L’instruction des enfants et des parents est l’une des clefs pour sortir de la pauvreté. Certes, ce combat demande du temps. Mais nous devons agir maintenant, et multiplier nos actions dès à présent. Ce n’est pas le moment de nous démobiliser, même si les conséquences de la situation sanitaire rendent la tâche plus problématique.
Je terminerai ici en m’adressant aux pays membres de l’Alliance 8.7 : Poursuivons nos efforts pour la protection des enfants. Ensemble, nous pouvons atteindre notre objectif commun : « Éliminer le travail des enfants d’ici 2025 ». Soyons les artisans d’un monde où les enfants pourront librement étudier, se divertir et grandir dans un environnement exempt de souffrances et de contraintes.
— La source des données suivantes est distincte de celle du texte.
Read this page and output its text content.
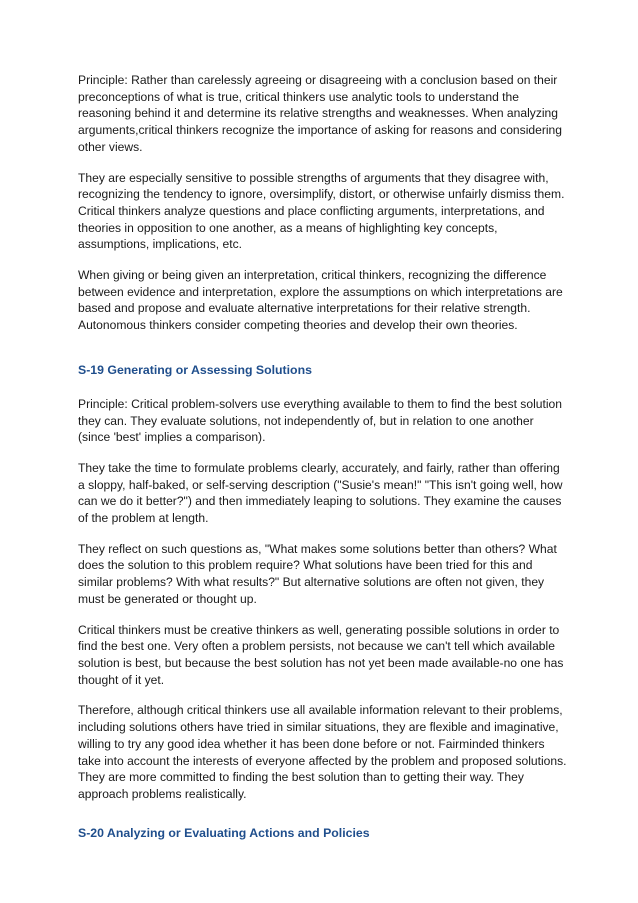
Principle: Rather than carelessly agreeing or disagreeing with a conclusion based on their preconceptions of what is true, critical thinkers use analytic tools to understand the reasoning behind it and determine its relative strengths and weaknesses. When analyzing arguments,critical thinkers recognize the importance of asking for reasons and considering other views.

They are especially sensitive to possible strengths of arguments that they disagree with, recognizing the tendency to ignore, oversimplify, distort, or otherwise unfairly dismiss them. Critical thinkers analyze questions and place conflicting arguments, interpretations, and theories in opposition to one another, as a means of highlighting key concepts, assumptions, implications, etc.

When giving or being given an interpretation, critical thinkers, recognizing the difference between evidence and interpretation, explore the assumptions on which interpretations are based and propose and evaluate alternative interpretations for their relative strength. Autonomous thinkers consider competing theories and develop their own theories.

S-19 Generating or Assessing Solutions

Principle: Critical problem-solvers use everything available to them to find the best solution they can. They evaluate solutions, not independently of, but in relation to one another (since 'best' implies a comparison).

They take the time to formulate problems clearly, accurately, and fairly, rather than offering a sloppy, half-baked, or self-serving description ("Susie's mean!" "This isn't going well, how can we do it better?") and then immediately leaping to solutions. They examine the causes of the problem at length.

They reflect on such questions as, "What makes some solutions better than others? What does the solution to this problem require? What solutions have been tried for this and similar problems? With what results?" But alternative solutions are often not given, they must be generated or thought up.

Critical thinkers must be creative thinkers as well, generating possible solutions in order to find the best one. Very often a problem persists, not because we can't tell which available solution is best, but because the best solution has not yet been made available-no one has thought of it yet.

Therefore, although critical thinkers use all available information relevant to their problems, including solutions others have tried in similar situations, they are flexible and imaginative, willing to try any good idea whether it has been done before or not. Fairminded thinkers take into account the interests of everyone affected by the problem and proposed solutions. They are more committed to finding the best solution than to getting their way. They approach problems realistically.

S-20 Analyzing or Evaluating Actions and Policies
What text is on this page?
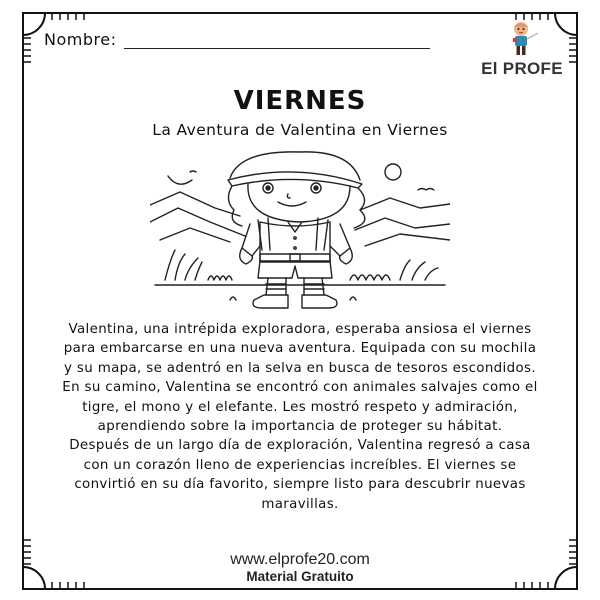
Nombre:
El PROFE
VIERNES
La Aventura de Valentina en Viernes

Valentina, una intrépida exploradora, esperaba ansiosa el viernes para embarcarse en una nueva aventura. Equipada con su mochila y su mapa, se adentró en la selva en busca de tesoros escondidos.

En su camino, Valentina se encontró con animales salvajes como el tigre, el mono y el elefante. Les mostró respeto y admiración, aprendiendo sobre la importancia de proteger su hábitat.

Después de un largo día de exploración, Valentina regresó a casa con un corazón lleno de experiencias increíbles. El viernes se convirtió en su día favorito, siempre listo para descubrir nuevas maravillas.

www.elprofe20.com
Material Gratuito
J’aimerais remercier tout particulièrement le Gouvernement français pour l’accueil de cet événement, pour son leadership, ses efforts dans le cadre du partenariat mondial de l’Alliance 8.7, pour la lutte contre le travail forcé, l’esclavage moderne, la traite des êtres humains et le travail des enfants.
Toutes mes pensées vont à Sahouly pour son témoignage qui nous permet de prendre conscience de la réalité du travail des enfants. J’aimerais lui transmettre, ainsi qu’à tous les enfants de mon pays et du monde, cette phrase qui rappelle aux adultes la bienveillance : « Mon corps est à moi il n’est pas à toi, de la tête aux pieds tu me dois le respect ».
Je vous remercie de votre attention.